FATMA BATUKAN BELGE: SERGİ MESLEĞİNİ HAKKIYLA YAPAN TÜM GAZETECİLERİ ONURLANDIRMAK İÇİN DÜZENLENDİ
Sergi küratörü Fatma Batukan Belge serginin hazırlanış süreciyle ilgili olarak yaptığı konuşmada şunları söyledi:
"Türkiye’de düşüncesini ifade etmek isteyen herkes başının üzerinde bir Demokles kılıcıyla yaşamak zorunda. Ha gazeteci olmuş ha kayıp evladının akıbetini soran bir ana, herkes aynı iklimde yaşayıp aynı havayı soluyor. #EyÖzgürlük! Türkiye’de Basın ve Düşünceyi İfade Özgürlüğü Görsel Sanatlar Sergisi’nin fikri bu ağır ve zor koşullarda mesleğini hakkıyla yapan tüm gazetecilerin emeğini onurlandırmak için ortaya atıldı. Ama ardından “Bir ülkede basın ve ifade özgürlüğü yoksa o ülkede insan hak ve özgürlükleri de yoktur” düşüncesinden yola çıkarak serginin kapsamını genişlettik. Çünkü temel hak ve özgürlüklerin hiyerarşik bir sıralaması yoktur, birbirlerine bağlı ve eş zamanlı uygulanırlar ya da tam tersine ortadan kaldırılırlar. Türkiye Gazeteciler Cemiyeti Kültür Sanat Komisyonu’nun sanatın özgürleştirici ve iyileştirici etkisini göz önüne alarak düzenlediği sergi kamuoyunun dikkatini bu kez sanat yoluyla çekmeye çalışıyor.”

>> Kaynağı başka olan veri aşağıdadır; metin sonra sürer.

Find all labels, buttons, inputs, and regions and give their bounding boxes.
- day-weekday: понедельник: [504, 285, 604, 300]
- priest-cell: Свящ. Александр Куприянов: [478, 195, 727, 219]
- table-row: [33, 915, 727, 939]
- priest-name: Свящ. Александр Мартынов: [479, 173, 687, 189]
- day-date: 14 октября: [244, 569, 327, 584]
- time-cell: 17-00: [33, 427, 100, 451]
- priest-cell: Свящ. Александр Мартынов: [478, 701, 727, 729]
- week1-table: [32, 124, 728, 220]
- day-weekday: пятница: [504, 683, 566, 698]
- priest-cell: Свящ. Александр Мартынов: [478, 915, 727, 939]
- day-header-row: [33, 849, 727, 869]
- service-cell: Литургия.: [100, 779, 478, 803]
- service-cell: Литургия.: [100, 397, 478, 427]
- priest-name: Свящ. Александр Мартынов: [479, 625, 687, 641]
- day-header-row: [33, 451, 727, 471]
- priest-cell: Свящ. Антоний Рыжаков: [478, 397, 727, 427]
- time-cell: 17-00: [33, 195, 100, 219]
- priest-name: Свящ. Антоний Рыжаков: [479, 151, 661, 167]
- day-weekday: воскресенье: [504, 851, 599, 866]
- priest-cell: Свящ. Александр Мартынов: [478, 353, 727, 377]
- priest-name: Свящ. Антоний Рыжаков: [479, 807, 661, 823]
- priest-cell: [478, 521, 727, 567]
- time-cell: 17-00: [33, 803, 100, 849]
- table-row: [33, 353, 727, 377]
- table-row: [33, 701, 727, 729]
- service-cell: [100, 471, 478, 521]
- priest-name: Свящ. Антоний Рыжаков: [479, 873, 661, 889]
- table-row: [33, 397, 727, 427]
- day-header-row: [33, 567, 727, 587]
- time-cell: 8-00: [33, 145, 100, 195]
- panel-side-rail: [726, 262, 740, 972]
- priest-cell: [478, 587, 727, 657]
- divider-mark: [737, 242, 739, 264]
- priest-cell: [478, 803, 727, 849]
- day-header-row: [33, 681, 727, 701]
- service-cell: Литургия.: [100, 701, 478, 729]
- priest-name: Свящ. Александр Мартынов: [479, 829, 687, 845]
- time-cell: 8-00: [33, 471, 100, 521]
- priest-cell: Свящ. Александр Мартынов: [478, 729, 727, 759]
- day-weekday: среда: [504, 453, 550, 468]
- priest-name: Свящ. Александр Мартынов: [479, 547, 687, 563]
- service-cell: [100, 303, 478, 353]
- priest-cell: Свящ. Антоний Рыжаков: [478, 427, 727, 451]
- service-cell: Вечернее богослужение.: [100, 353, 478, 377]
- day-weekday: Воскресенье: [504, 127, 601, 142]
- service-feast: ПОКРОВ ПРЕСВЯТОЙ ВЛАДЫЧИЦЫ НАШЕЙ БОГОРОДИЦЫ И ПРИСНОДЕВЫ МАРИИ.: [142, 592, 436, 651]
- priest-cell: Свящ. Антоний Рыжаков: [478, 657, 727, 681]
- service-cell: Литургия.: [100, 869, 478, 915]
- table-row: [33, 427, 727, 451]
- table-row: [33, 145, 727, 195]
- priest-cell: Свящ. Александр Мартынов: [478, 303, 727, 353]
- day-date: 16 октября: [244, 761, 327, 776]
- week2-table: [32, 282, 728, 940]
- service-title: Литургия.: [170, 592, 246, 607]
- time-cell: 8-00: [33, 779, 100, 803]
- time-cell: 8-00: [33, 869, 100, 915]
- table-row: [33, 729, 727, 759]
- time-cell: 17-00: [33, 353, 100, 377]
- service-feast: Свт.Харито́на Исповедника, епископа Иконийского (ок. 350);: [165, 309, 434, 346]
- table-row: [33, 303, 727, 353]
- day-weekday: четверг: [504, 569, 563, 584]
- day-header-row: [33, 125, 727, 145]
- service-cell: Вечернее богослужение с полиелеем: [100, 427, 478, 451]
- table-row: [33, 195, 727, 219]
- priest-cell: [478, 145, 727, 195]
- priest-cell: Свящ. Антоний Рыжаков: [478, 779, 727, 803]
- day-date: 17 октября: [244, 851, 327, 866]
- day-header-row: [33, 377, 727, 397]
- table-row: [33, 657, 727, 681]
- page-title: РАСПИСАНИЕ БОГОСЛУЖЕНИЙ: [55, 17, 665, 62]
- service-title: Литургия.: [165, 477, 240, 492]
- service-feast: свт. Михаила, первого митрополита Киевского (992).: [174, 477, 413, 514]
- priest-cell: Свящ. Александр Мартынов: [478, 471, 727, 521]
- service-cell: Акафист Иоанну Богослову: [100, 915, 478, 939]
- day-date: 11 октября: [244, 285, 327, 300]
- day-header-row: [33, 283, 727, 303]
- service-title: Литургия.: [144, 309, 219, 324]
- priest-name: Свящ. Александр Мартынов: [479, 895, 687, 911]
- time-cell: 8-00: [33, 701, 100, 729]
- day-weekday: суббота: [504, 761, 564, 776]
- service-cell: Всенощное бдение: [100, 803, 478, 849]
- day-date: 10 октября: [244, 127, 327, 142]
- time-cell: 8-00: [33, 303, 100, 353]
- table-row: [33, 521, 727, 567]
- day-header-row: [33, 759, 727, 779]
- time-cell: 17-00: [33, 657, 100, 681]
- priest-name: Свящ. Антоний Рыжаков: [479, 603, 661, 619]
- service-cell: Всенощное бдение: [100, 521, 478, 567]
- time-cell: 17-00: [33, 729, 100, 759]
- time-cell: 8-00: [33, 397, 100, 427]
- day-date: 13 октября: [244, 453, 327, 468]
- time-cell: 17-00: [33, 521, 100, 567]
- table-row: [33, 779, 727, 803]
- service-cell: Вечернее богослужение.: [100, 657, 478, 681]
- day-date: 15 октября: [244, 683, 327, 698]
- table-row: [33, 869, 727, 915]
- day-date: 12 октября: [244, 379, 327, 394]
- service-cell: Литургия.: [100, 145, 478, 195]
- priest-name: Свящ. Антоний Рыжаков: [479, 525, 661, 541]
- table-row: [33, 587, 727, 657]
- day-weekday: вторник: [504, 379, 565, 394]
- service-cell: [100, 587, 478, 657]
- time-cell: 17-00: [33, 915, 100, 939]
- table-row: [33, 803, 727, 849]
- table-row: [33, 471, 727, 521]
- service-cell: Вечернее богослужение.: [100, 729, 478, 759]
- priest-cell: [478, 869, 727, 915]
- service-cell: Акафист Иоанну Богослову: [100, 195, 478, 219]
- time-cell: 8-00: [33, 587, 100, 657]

MURAT ERDİN: UMARIM BİR GÜN BU SERGİLERİ NOSTALJİ OLSUN DİYE YAPARIZ
TGC Kültür Sanat Komisyonu Başkanı Murat Erdin ise serginin açılışında “Bu sergiyi yapma düşüncesi ilk komisyon toplantımızda belirdiğinde çok geçmeden kabul edildi. Bu nedenle yönetime ve Yönetim Kurulu Başkanı Turgay Olcayto’ya teşekkür ederim.
Katılan tüm sanatçılara teşekkür etmemiz gerekiyor. Türkiye Gazeteciler Cemiyeti’nin adını duyar duymaz hepsi ilgi gösterdi. Bu da Cemiyetimizin saygınlığını göstermektedir. Umarım günün birinde bu tür sergileri nostalji olsun diye yaparız ve hep birlikte ‘eskiden neler olmuş Türkiye’de deriz” diye konuştu. Sergiye gitar sanatçısı İlker Arslan da müziğiyle katıldı. Sergi açılışı toplu fotoğraf çekimi ile sona erdi.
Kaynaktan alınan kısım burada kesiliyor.